The limit has been raised to 80 instead of 75, the lender has announced.
Richard Fearon, chief commercial officer for Leeds Building Society, said: “Life expectancy is increasing and our change to the maximum age on mortgage applications acknowledges this fact.
“The age of retirement also is less rigid than it was and many people reaching this point in their life may continue to work full or part time and are stepping back from their careers in a more gradual way.”
Mortgage lenders have traditionally been nervous about providing home loans that will overlap into retirement. But that has made life more difficult for buyers as they get on the ladder later.
The average age of a first-time buyer is 30 in the UK and 32 in London, according to Halifax, so many could face being turned away if a lender doesn’t trust that they can pay the mortgage into their sixties or seventies.

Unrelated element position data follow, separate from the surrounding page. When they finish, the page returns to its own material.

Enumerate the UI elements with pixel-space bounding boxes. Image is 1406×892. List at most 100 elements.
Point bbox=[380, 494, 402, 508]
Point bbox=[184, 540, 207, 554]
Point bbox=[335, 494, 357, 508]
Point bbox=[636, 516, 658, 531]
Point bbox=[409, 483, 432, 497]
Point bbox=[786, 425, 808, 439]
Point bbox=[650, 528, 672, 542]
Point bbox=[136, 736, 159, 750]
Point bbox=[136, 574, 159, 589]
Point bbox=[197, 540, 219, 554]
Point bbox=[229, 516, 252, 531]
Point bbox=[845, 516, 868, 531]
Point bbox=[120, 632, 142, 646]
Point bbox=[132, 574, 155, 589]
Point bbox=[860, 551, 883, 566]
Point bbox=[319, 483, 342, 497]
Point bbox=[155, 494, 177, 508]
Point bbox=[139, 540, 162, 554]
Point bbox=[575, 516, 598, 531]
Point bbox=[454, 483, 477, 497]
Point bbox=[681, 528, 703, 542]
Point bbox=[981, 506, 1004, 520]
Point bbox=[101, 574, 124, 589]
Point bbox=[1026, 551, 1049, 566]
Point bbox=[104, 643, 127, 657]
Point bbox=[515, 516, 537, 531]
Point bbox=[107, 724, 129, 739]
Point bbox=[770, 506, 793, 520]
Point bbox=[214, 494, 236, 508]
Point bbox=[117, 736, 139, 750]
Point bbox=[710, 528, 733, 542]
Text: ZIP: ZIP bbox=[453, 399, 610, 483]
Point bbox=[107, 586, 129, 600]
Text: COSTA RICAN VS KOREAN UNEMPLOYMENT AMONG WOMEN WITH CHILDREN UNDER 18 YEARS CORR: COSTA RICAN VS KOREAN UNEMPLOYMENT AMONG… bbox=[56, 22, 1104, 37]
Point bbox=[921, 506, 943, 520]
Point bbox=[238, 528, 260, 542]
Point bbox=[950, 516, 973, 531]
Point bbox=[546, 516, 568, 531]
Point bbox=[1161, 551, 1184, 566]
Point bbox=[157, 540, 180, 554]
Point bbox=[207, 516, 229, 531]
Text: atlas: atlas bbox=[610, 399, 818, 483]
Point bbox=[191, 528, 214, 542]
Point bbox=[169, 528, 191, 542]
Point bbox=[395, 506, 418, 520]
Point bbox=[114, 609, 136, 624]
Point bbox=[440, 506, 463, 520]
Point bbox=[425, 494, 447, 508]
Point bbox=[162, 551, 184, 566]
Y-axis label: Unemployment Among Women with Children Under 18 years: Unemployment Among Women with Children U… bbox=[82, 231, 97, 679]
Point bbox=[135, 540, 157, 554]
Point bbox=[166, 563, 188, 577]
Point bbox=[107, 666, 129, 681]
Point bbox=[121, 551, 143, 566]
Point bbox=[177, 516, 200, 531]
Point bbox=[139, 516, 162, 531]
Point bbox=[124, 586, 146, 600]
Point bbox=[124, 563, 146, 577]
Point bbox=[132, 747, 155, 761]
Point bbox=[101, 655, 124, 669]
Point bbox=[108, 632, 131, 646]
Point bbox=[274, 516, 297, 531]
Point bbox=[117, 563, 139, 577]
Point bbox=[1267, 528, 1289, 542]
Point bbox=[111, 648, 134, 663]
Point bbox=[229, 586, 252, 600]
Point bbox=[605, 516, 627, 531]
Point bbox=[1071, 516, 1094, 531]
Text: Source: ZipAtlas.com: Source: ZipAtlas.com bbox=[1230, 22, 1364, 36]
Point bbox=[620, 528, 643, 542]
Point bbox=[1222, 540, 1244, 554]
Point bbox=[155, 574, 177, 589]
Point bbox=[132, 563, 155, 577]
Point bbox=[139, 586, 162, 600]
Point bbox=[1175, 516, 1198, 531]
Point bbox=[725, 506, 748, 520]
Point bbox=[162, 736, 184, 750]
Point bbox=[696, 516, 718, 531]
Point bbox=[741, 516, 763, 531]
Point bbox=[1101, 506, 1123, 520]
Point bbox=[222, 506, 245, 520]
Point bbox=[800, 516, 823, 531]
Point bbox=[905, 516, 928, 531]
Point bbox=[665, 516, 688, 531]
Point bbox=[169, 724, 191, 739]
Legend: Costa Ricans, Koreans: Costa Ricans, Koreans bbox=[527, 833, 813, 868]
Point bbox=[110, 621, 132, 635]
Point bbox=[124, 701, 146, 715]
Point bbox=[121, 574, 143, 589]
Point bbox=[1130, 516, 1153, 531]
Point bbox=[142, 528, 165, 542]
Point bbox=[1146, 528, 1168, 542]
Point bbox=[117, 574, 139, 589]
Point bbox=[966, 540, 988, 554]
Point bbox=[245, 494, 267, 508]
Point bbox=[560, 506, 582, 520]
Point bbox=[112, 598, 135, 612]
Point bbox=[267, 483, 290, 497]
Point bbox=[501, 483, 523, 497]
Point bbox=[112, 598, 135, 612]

That has become an old fashioned approach in recent times as many people work longer, there is no longer a default retirement age, and in some cases many have a pension that pays a reliable income.
Trade body the Building Societies Association recognised this at the end of last year and announced a review into retirement ages among members.
The move by Leeds follows Nationwide building society increasing its upper limit to 85 in July for existing customers with retirement income.
Halifax and Scottish Widows have put up their thresholds to 80 in recent months.
Of the other big lenders, RBS, Natwest and Barclays will lend up to age 70 and Santander and HSBC will go to 75.